Here, my sense is that the answer is that given a measurable space, we would want to minimize the measure of the CR, but I'm not sure. I know about highest density regions (HDRs) but again I don't seem to see why this has to be the way to do things. Also, there are certainly ways to construct different shapes with the same measure, so this can't be enough (just think of a rectangular CR and just rotate it).

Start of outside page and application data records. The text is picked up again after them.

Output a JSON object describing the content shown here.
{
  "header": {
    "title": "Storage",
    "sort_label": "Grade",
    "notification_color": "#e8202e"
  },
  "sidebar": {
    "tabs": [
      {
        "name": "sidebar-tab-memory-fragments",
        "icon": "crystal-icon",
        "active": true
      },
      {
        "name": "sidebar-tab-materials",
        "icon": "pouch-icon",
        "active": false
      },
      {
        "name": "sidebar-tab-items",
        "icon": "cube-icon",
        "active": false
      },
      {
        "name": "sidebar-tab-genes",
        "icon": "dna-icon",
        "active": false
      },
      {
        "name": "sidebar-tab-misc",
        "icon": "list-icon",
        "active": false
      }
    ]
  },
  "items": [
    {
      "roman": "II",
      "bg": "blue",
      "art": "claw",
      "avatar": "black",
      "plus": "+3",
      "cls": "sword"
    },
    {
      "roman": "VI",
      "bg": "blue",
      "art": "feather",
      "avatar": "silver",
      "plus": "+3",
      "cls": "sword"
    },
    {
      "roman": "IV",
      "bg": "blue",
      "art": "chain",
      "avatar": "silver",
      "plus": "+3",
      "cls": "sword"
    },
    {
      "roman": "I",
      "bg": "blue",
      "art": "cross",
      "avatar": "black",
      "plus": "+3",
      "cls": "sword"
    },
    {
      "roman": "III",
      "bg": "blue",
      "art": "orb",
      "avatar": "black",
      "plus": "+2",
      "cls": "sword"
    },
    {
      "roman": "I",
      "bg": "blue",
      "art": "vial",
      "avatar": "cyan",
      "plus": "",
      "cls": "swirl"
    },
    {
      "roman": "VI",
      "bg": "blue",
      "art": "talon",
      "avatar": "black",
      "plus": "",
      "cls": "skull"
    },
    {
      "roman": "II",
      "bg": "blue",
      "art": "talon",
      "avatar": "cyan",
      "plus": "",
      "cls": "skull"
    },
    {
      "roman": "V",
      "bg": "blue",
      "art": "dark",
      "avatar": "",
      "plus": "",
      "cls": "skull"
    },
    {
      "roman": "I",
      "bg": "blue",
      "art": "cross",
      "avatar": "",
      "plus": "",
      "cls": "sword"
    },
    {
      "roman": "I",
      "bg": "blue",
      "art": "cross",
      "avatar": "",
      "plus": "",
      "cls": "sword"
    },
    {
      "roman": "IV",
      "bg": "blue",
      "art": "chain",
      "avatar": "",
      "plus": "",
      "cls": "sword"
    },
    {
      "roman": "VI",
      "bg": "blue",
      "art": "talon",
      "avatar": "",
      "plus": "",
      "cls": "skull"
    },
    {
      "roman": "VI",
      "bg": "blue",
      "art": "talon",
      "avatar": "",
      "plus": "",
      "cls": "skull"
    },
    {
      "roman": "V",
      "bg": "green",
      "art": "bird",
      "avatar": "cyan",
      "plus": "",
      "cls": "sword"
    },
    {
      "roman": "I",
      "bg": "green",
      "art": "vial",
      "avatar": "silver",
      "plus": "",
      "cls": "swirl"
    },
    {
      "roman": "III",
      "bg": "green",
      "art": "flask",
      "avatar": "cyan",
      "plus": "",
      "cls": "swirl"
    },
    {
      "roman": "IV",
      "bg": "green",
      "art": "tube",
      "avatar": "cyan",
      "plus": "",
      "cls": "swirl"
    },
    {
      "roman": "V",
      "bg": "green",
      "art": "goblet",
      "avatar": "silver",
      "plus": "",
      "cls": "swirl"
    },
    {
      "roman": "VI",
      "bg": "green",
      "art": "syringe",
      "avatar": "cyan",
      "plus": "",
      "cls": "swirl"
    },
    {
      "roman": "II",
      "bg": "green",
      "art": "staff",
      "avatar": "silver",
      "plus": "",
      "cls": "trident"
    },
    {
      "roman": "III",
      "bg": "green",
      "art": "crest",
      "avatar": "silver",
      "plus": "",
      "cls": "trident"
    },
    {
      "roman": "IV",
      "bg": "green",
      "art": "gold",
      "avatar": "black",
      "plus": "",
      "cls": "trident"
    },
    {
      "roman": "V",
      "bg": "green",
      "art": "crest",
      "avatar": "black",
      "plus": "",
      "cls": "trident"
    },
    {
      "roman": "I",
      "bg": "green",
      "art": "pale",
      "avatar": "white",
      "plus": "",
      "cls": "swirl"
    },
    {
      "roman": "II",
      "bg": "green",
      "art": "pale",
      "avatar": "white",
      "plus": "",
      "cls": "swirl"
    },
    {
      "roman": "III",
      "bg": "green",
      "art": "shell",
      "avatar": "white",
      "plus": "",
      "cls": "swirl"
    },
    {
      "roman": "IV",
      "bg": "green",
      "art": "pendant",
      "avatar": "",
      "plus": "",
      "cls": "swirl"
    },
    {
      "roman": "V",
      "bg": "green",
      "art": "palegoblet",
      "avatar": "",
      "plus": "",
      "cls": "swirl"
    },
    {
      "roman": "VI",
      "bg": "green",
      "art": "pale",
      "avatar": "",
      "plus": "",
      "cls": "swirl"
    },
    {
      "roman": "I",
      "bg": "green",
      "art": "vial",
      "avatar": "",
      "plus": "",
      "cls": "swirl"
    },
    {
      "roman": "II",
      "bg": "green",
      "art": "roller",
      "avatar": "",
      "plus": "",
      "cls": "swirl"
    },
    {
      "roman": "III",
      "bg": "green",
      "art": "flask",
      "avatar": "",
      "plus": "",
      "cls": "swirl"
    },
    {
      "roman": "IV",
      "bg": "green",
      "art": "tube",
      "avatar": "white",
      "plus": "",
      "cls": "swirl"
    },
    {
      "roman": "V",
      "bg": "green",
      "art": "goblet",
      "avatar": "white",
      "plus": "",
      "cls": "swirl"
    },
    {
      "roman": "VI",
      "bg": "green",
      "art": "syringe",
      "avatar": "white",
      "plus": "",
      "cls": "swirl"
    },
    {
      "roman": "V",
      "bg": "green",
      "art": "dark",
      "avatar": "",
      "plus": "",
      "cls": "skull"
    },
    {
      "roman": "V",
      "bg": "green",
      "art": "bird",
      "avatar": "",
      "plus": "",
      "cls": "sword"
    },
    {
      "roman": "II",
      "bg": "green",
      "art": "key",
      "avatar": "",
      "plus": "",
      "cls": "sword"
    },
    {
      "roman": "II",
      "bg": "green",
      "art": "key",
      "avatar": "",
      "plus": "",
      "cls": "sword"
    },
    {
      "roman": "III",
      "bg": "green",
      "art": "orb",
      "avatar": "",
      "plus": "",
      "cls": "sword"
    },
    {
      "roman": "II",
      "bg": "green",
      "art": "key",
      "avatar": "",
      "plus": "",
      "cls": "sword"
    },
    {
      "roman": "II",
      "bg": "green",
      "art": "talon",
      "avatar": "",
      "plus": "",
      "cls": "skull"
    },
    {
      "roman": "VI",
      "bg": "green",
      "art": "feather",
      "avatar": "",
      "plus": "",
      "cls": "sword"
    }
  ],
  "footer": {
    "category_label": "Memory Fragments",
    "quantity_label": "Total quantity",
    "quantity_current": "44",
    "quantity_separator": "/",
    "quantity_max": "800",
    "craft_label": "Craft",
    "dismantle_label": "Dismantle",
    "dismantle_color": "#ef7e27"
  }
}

These questions become harder to think about in higher dimensions, where there are many sets that are connected (rectangle? ellipse? polygon?) and have some notion of symmetry, and I can certainly imagine that there is a trade off where some set shapes have smaller measure (question 2) but at the cost of having a more unnatural shape (generalization of question 1). And here's the kicker for my situation:
I want to construct a 95% CR for a vector of means, but my end goal is to create a 95% CR for a function of these means. My thought was to build a 95% CR for the means and plug them into my function to build a 95% CR for it. In playing around with my function, it's clear that how I choose to create my 95% CR (ie choosing an ellipoidal CR vs a rectangular one vs a really odd connected set I forced in my code) implies very different results for the size of the CR of the function. For example, if the target parameter was $f(x,y) = x+2y$ and the CR for $(x,y)$ is a rectangle, then rotating it will affect the CR of the function.
This may motivate me to "cheat" by choosing a CR with a shape that favors what I'm hoping to show. More generally, I guess this is touching on problems if you invert CRs to perform hypothesis testing.. in the univariate case, what if I choose to build CRs that extend far in the positive numbers, helping me "artificially" reject that the CR does not contain 0?